Teachers and Facilitators

Steve Montague

Steve Montague is an internationally acclaimed and award winning Canadian expert in performance planning, measurement and evaluation. He has over 35 years of professional experience as a practitioner and teacher, is an adjunct professor at Carleton University and has received the Karl Boudreault Award for Leadership in Evaluation in 2003, the National Award for Service to Evaluation in 2015 and was made a Fellow of the Canadian Evaluation Society in 2011. Steve co-founded and three times served as the President of Performance Planning and Exchange (www.ppx.ca) – a not-for profit serving Ottawa for the past 21 years.

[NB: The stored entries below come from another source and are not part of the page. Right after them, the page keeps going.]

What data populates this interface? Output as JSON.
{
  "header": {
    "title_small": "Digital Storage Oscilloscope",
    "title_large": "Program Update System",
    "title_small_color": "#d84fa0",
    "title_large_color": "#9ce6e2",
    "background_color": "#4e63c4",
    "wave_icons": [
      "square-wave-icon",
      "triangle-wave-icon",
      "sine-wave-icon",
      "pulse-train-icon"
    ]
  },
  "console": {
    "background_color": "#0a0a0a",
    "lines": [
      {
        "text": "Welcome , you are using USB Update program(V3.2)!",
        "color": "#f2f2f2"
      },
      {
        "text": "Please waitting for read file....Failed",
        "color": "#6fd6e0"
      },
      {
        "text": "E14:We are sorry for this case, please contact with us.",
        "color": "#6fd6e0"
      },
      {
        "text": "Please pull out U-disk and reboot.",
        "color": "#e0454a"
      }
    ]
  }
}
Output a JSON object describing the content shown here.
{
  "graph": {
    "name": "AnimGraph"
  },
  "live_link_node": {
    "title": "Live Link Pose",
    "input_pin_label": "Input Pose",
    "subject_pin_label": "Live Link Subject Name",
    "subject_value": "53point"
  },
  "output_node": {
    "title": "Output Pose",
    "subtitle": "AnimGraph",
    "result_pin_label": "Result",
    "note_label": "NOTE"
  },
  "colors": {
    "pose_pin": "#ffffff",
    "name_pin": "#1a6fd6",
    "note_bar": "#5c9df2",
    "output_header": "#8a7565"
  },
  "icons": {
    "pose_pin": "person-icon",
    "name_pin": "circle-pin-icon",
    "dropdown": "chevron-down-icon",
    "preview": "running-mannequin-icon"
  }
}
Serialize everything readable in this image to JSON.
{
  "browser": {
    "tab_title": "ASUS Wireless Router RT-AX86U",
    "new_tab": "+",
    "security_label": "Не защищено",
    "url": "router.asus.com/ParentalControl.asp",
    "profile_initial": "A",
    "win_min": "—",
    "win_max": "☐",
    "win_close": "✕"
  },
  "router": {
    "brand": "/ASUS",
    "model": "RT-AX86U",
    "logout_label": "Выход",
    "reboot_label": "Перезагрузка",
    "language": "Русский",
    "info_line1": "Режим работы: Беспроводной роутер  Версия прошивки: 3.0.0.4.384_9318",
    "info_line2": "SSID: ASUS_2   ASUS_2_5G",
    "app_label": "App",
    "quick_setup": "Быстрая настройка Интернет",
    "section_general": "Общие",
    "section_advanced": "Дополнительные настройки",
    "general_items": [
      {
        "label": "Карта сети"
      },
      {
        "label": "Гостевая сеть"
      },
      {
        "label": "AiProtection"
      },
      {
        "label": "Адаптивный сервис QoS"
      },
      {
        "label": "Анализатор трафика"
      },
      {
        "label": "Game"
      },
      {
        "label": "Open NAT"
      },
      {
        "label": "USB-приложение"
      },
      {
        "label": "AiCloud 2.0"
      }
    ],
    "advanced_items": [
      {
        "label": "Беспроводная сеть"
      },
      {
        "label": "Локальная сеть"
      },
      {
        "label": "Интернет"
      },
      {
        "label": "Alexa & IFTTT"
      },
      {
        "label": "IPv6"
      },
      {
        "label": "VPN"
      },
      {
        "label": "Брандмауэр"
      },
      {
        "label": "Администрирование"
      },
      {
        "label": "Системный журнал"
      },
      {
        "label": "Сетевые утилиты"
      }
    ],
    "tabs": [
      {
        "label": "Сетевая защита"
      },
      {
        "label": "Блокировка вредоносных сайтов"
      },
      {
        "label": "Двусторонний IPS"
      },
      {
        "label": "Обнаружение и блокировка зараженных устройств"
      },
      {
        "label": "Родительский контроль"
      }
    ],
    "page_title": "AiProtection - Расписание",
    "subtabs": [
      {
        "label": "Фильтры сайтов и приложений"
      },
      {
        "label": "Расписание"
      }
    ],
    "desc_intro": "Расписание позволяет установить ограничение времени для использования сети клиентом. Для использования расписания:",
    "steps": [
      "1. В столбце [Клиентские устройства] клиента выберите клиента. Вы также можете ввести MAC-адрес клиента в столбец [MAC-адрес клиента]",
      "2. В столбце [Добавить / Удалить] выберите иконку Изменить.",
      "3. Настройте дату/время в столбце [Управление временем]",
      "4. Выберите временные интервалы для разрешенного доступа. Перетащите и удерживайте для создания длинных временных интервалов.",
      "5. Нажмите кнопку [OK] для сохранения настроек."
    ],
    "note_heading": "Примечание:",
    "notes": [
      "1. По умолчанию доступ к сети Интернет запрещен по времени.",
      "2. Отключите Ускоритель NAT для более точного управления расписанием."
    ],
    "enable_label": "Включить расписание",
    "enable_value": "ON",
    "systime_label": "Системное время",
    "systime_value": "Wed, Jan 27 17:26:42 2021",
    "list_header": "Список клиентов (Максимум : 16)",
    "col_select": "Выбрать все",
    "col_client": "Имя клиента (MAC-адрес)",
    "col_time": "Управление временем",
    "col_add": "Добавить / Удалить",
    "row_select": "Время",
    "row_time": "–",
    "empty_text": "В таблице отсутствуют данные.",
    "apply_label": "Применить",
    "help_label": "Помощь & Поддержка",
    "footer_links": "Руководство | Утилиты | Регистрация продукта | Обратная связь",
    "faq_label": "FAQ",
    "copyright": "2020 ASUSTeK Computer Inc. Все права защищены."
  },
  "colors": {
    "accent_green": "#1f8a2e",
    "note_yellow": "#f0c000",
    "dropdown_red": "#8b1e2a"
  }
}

He has taught Results-Based Management 101 (RBM101) for PPX for the past four years.  Steve has also been the longest standing deliverer of the Essential Skills Series in Evaluation in Canada – doing so for the past 16 years.  He has given workshops in performance measurement and evaluation to the World Bank, OECD, United Nations and several Canadian provincial and national government organizations across four continents. He has also worked with essentially every portfolio of the Canadian Federal service – including numerous assignments for the Canadian Treasury Board Secretariat.

Jane Whynot

Jane Whynot is currently a 4th year Ph.D. candidate at the University of Ottawa and has been a consultant providing evaluation and performance measurement expertise to both the government and voluntary sectors for approximately two decades. She currently serves as the Past President of the Canadian Evaluation Society’s National Capital Chapter (CES-NCC), is an instructor in Carleton University’s Graduate Program in Evaluation, and has worked with Status of Women for over a decade. Jane also has a Master’s Degree in Evaluation and Assessment, and undergraduate degrees in psychology and sociology. Jane comes by her area of research, integrating gender-based analysis in the federal government’s evaluation function naturally, always having been interested in how representations of diversity are accounted for in performance stories. She has recently joined the editorial team of the Canadian Journal of Program Evaluation (CJPE) having served as a reviewer for both the Canadian Journal of Program Evaluation, and the American Journal of Evaluation on the subjects of evaluation capacity building, and theory-based approaches, and mentoring.

Isabelle Bourgeois

Isabelle Bourgeois, Ph.D. is Associate Professor at l’École nationale d’administration publique (ENAP) in Gatineau, Québec, where she teaches program evaluation and research methods. Her research work and scholarly publications focus on organizational evaluation capacity building and evaluation utilization. Prior to starting her academic career, Isabelle worked for more than ten years as an evaluation manager in two federal government organizations. In 2017, she received the Karl Boudreault Award for Leadership in Evaluation from the National Capital Chapter of the Canadian Evaluation Society. She was the co-chair of the CES National Conference in 2014 and served as Vice-Chair of the Consortium of Universities for Evaluation Education between 2015-2017. She is currently the Editor-in-Chief of the Canadian Journal of Program Evaluation.

Jennifer Birch-Jones

Jennifer Birch-Jones is an award winning practitioner in performance measurement, evaluation and planning with over 30 years of experience working in the government and not-for-profit sectors. She is a recent recipient of the Karl Boudreault Award for Leadership in Evaluation in 2016, and a credentialed evaluator (since 2015). In addition to her significant experience conducting evaluations, Jennifer continues to develop her performance measurement practice, most recently through a short term position with the PHAC-HC Audit and Evaluation group where she was immersed in the new Policy on Results. She believes passionately in the value of facilitated conversations which she incorporates into her performance measurement and evaluation practice, whether it be to build and come to consensus on a logic model and underlying theory of change, conducting  evaluations or delivering in-house and public workshops throughout Canada.